In quel periodo suonavamo un bel po’ in giro, c’è stata l’occasione di aprire per Moltheni e per i Marlene, ma questo sinceramente non ha influito molto sulla produzione del disco, sicuramente ci ha migliorato come performer acquisendo una maggiore scioltezza nei live. Sono le cose che ti succedono quando non suoni che ti fanno scrivere un brano, che rendono il terreno fertile per la scrittura… il disco si è alimentato e ha preso forma dalle nostre situazioni personali.
I Borde-aux hanno scelto Milano o è Milano ad avervi scelti?
Ho scelto Milano per motivi professionali e successivamente i Borde-aux hanno vissuto la loro crescita in questa città, grazie all’incontro con Matteo (batterista) e a Sergio (chitarrista) che ha deciso di seguirmi in questo progetto, che in realtà è nato in Puglia… a Monopoli di preciso.
Radio Motel, intonando ballate, insinuandosi con ritmi ipnotici, ferendo con slanci di pura prepotenza dark-rock, emana entusiasmo e lo fa con garbo. Se doveste raccontarmi i vostri pezzi prima che io li abbia ascoltati come me ne parlereste? C’è qualcosa che dovrei assolutamente sapere prima di accendere il lettore? Oggi, quale brano scegliereste per invitarmi a visitare le stanze del disco?
Ti diremmo…”questa è la chiave della stanza in cui alloggerai per 12 giorni, noi creiamo mondi illusori… non lasciarti sopraffare dagli Inganni e goditi la tua intimità”
L’ermetismo dei testi corteggia ritmica e fluidità, restituisce la sensazione di brutale semplicità della sabbia che scorre nella clessidra. Poche parole descrivono attimi precisi. “Forse è meglio non parlare”, suggerite voi.
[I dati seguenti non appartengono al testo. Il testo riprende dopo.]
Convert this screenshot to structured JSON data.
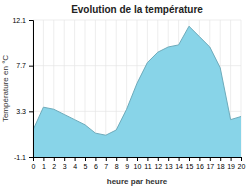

Forse è meglio…
… restare con i piedi per terra.
I vostri brani conducono in un “luogo” cupo di inquietudini e sensualità, dove sono essenziale e energia a tessere la trama di una memoria che è insieme intuito e disincanto. Si intuiscono spettri letterari, musicali, cinematografici. Si intuiscono orme di un vissuto in movimento. Chi, con la seduzione della parola, delle note o dell’immaginario, vi ha accompagnati fino a lì? Chi/Cosa popola questa zona di penombre?
E’ un percorso che sorge dalle viscere, è puro flusso di coscienza messo in musica. Ci piace dialogare con i molti noi presenti nella nostra mente, che inquietano, sostengono, gridano e ridono di quello che ci gravita attorno.
Il cantato in lingua madre, l’uso della voce e le sonorità del disco spingono ad individuare parallelismi inevitabili con alcuni gruppi italiani, penso in particolare agli Afterhours. La lusinga che indubbiamente ne viene può sconfinare in amarezza? Cosa vi toglie il confronto a tutti i costi tipico dell’approccio di certa critica musicale a fronte di un debutto discografico?
L’accostamento ad un gruppo che viene prima di te penso sia inevitabile per tutti i nuovi progetti, gli Afterhours sono una delle più belle realtà italiane… sinceramente ci fa solo piacere ma siamo consapevoli d’essere tutt’altro.
Quali obiettivi “portava” con sé realizzare Radio Motel?
L’obiettivo era quello di chiudere una prima fase del progetto, immortalare un momento preciso della nostra vita…bisognava chiudere il cerchio.
Quali obiettivi “porta” con sé l’esperienza di Radio Motel? Cosa possiamo attendere oggi dai Borde-aux?
Il fine è quello di suonare il più possibile, di diffondere la nostra musica. I Borde-aux oggi mirano a questo.
Io vi ho conosciuti da sotto un palco e mi avete regalato la preziosa emozione della genuinità, di una marcata maturità espressiva sostenuta da curiosità e passione. Mi chiedo, indiscreta, cosa vedete voi da lì, dall’altra parte dei monitor, cosa vorreste vedere? Se qualcosa vi viene restituito…
Sul palco siamo totalmente immersi nella nostra musica, “siamo dentro il Motel” ( un po’ come nel Matrix). Sarebbe bello rendersi conto di coinvolgere in questa cosa anche la gente che è presente sotto il nostro palco.